Contemporary newspaper accounts of the 1811-1812 Mississippi Valley earthquake sequence are used to construct a generalized isoseismal map of the first of three principal shocks of the sequence, that of December 16, 1811. The map is characterized by an unusually large felt area, with MM intensities of V as far away as the southeast Atlantic coastal area.
By correlating the isoseismal map with that of recent earthquakes for which ground motion data are available, the body-wave magnitude of the December 16, 1811 earthquake is estimated to be 7.2. The other principal shocks, on January 23, 1812 and February 7, 1812, had estimated mb values of 7.1 and 7.4, respectively. The total energy released by the principal shocks and their larger-magnitude aftershocks is estimated to be equivalent to that of an mb = 7.5 (or Ms = 8.0) earthquake.

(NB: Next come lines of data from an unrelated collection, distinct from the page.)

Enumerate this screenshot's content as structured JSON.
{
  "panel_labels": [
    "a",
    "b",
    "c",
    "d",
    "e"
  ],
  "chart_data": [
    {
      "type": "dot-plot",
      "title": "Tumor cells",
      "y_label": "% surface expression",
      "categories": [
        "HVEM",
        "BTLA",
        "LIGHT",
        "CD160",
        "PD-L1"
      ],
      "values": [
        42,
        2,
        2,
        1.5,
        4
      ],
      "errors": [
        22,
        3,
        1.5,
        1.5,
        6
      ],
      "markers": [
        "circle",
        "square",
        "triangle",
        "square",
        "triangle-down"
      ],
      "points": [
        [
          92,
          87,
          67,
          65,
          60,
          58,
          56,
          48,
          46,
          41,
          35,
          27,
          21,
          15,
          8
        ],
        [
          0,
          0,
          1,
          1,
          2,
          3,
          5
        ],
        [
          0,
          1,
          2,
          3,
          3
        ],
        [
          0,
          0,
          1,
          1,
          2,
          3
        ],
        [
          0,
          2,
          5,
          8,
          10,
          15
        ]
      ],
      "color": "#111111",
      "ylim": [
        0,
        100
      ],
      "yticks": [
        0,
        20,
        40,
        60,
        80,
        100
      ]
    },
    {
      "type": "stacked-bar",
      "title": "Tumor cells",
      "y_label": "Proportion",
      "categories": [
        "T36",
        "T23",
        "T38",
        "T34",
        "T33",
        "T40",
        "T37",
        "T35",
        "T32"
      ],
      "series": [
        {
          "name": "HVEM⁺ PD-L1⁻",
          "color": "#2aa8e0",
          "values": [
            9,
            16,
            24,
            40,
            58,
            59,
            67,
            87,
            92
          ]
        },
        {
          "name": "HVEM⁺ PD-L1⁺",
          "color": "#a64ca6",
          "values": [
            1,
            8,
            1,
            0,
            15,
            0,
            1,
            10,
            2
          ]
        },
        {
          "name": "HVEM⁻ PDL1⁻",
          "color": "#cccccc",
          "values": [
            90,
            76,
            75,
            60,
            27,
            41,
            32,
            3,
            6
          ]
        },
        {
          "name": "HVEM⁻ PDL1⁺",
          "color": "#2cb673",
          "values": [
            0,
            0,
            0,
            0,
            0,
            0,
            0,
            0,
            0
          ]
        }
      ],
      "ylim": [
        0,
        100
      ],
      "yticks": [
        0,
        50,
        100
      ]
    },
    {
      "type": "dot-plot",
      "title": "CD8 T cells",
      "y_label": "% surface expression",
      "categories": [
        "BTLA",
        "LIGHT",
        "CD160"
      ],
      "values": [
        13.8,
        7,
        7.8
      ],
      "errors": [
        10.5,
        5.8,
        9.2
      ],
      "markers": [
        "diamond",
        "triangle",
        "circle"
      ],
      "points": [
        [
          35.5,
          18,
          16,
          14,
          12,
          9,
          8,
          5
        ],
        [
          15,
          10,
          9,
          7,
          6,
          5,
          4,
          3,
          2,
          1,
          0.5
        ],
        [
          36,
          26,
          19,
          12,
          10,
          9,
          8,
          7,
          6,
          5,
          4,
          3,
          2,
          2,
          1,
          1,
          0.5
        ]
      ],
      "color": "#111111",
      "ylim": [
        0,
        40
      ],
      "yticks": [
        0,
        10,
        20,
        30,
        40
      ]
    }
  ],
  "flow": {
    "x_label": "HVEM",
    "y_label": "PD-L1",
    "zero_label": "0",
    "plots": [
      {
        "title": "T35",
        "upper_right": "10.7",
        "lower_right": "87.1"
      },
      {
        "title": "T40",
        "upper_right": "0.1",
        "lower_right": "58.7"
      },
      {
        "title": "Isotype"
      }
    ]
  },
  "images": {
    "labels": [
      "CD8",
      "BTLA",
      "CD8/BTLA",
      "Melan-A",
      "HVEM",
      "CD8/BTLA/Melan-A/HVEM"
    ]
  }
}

The anomalously large areas of damage and of perceptibility of the principal shocks result from both the surficial geological conditions of the Mississippi Valley and the relatively low attenuation of surface-wave energy in eastern North America.
Estimates of the vertical component of ground motion, for an earthquake of mb = 7.2 occurring in eastern North America, are given. These include values for particle velocity, displacement, and acceleration at frequencies of about 3, 1 and 0.3 Hz.